Responsable de la formation de l'élite, la Fédération Française de Tennis n'est pas non plus exempte de tous reproches. Les sous-développements en terme de préparation physique, de nutrition, de préparation mentale ou d'accompagnement psychologiques des joueurs et des joueuses au long de leurs carrières sont plus que conséquents. Les outils existent (yoga, sophrologie, hypnose, PNL) mais ils ne font pas partie du quotidien. Pour l'apprenti champion (et son entourage) comme pour le professionnel, une seule question se pose: comment transformer les problèmes en forces ? Inutile d'expliquer ici que pendant que nous n'optimisons pas ces domaines majeurs, d'autres nations ne nous attendent pas. Lesquelles nations ne se privent pas d'attirer nombres de nos meilleurs jeunes en proposant des cursus compatibles avec la pratique sportive intensive. Une Fédération qui n'a pas trouvé mieux pour booster son enseignement que de baisser de deux classements le seuil d'accessibilité au Diplôme d'Etat de moniteur de tennis. Comment améliorer l'apprentissage et sortir des champions en présentant des formateurs de moins en moins experts dans leur pratique ? Autrement dit, comment rechercher le progrès en pensant à reculons ? Dans le même ordre d'idées, comment estimer la position d'une fédération qui ne s'appuie toujours pas sur la compétence internationalement reconnue de coachs travaillant dans des structures privées ? L'évolution du mode de calcul du classement français pose également question: depuis quelques années, les défaites concédées par un compétiteur contre des joueurs moins bien classés que lui engendrent beaucoup moins de pénalisation comptable... La recherche d'une dédramatisation de la défaite est-elle compatible avec la recherche de la constance dans l'excellence ? Une autre piste de réflexion nous invite à considérer les problèmes liés au déracinement familial quasiment obligatoire des plus jeunes de nos talents et le coût prohibitif du projet nécessaire à leur entrée dans la carrière.
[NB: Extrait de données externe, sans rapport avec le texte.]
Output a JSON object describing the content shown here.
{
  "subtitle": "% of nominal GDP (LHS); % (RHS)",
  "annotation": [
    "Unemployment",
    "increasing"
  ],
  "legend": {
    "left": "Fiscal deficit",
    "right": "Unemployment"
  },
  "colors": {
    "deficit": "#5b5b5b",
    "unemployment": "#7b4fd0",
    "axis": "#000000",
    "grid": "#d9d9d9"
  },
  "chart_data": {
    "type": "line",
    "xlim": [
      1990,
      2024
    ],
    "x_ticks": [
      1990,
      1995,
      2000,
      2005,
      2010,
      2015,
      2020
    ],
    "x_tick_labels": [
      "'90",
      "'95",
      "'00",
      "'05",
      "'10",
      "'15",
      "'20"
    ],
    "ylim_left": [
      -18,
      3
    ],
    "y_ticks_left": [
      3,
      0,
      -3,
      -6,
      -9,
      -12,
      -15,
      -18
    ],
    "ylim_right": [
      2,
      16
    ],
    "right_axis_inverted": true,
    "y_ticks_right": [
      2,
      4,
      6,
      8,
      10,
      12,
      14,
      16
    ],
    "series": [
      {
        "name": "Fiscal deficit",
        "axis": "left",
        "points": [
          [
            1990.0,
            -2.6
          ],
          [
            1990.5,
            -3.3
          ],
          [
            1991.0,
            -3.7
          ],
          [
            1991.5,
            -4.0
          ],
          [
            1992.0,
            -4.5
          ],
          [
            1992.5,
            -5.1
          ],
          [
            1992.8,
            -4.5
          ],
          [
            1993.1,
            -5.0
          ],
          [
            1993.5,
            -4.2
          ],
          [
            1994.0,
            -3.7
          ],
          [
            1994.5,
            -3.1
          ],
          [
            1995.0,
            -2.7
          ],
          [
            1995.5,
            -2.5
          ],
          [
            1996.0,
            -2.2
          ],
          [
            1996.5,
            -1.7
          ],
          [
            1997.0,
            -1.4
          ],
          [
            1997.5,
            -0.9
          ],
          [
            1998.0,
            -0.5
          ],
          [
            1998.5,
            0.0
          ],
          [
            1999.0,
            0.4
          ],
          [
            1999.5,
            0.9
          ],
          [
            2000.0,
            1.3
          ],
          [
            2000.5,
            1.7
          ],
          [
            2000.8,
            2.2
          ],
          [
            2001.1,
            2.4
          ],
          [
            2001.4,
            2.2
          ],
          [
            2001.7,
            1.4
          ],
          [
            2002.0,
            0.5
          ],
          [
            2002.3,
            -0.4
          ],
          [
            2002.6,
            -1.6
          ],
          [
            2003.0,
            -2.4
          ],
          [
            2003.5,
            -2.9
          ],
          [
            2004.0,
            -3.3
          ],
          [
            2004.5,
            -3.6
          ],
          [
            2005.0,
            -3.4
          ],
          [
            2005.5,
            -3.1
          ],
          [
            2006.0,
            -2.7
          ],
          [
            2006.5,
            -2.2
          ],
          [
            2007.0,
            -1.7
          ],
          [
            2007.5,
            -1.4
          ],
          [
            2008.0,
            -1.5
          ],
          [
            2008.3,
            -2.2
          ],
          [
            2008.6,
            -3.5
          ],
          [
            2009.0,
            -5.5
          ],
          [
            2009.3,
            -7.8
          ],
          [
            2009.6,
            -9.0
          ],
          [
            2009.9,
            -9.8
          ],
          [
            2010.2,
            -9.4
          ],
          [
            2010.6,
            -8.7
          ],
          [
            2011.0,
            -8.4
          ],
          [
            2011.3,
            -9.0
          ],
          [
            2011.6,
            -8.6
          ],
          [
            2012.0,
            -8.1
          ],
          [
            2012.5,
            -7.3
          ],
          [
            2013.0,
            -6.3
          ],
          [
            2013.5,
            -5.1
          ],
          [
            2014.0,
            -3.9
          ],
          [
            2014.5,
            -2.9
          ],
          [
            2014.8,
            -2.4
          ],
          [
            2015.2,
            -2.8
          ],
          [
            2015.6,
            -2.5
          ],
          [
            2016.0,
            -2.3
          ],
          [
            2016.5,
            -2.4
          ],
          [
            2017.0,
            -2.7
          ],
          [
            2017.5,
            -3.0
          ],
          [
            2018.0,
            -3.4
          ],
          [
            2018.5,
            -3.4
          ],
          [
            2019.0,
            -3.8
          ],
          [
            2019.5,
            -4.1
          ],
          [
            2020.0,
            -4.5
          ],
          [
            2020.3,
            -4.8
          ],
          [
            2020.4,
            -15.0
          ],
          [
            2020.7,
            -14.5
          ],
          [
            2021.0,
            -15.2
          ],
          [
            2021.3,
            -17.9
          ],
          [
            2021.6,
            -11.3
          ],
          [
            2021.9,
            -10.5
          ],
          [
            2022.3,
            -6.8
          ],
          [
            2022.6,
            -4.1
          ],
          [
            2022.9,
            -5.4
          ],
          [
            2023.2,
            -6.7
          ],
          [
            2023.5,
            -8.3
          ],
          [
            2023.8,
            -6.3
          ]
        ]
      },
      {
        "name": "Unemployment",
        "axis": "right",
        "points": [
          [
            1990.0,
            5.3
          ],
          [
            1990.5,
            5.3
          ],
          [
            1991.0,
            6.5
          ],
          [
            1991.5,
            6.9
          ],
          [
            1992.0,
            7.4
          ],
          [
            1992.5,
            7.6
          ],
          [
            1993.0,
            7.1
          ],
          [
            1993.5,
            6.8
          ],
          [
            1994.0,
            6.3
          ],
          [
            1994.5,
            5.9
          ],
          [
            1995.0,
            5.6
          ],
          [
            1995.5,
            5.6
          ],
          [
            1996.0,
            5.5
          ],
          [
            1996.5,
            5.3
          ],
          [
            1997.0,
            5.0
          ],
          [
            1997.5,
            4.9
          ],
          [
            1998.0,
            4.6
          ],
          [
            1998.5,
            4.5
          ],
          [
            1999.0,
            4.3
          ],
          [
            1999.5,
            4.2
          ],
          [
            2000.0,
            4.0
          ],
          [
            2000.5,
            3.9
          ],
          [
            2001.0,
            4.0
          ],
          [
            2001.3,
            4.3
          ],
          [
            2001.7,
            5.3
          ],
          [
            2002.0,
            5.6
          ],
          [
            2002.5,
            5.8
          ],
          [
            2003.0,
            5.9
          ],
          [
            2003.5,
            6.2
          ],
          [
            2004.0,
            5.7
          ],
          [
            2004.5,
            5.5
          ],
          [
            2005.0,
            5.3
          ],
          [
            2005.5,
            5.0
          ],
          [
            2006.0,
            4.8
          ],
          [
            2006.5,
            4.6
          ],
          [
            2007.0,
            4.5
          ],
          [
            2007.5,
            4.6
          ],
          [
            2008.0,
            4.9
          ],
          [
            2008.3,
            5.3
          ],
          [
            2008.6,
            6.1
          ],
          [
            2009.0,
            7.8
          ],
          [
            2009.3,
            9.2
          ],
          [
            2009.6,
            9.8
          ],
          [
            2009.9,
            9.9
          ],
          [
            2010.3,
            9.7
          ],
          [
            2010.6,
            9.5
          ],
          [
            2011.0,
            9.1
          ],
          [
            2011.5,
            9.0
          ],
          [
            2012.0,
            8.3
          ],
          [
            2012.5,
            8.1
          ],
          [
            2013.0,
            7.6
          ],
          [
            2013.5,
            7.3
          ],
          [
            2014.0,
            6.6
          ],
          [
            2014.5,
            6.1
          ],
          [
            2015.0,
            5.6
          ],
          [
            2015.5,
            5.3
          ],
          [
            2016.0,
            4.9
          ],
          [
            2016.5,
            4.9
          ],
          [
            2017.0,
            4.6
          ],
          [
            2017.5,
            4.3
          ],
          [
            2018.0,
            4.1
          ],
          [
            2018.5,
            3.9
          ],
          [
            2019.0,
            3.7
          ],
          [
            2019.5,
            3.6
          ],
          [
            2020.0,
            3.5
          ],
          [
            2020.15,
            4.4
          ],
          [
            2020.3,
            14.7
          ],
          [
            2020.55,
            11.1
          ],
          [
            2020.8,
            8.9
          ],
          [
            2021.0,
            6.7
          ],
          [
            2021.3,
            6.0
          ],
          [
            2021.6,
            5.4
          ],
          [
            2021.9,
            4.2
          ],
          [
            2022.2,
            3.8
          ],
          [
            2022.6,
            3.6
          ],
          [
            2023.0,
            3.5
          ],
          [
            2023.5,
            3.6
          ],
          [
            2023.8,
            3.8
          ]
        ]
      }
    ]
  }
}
Car le tennis, même s'il touche un public de plus en plus large, est encore loin d'être démocratisé et n'est certainement pas à la portée de tous ceux qui souhaitent en faire leur métier. Dernier point d'importance, s'il est facile se dresser le portrait robot du joueur de tennis Espagnol, Sud-Américain, Japonais ou Américain, l'identité française est insaisissable. Cela nous dit aussi quelque chose de l'absence d'une signature fédérale. 

Concluons en soulignant que si les trente dernières années n'ont pas vu l'émergence de vainqueurs masculins français en Grand Chelem, de nombreux très bons joueurs ont porté haut les couleurs du pays. Depuis 1973, dix-huit français ont atteint le top 20 mondial, ce qui est remarquable. Mais ce qui faisait notre richesse, à savoir la profondeur et la richesse de notre vivier (la France a très souvent été la nation la plus représentée dans le top 100 mondial) ne sera bientôt plus. La relève n'arrive pas, un creux générationnel est à déplorer et le système, souffrant d'immobilisme, prend du retard. Comme un symbole, la Coupe Davis, dans son ancienne formule, nous avantageait grandement car elle exigeait d'avoir au moins six joueurs de très bonne valeur pour ambitionner la victoire. Nous n'avions certes pas les cadors mais nous possédions les équipes les plus homogènes. Avec désormais seulement deux simples et un double à disputer, ce qui était un atout devient un terrible handicap pour remporter la seule compétition de renommée internationale conquise par les français sur les trente dernières années...

La nécessaire reconstruction prendra du temps et exigera des réformes drastiques. Vu l'inertie du système, le désengagement progressif des services publiques, les blocages politiques, sociaux et éducatifs, la Fédération Française de Tennis aurait peut-être intérêt à constituer un fond de prévoyance.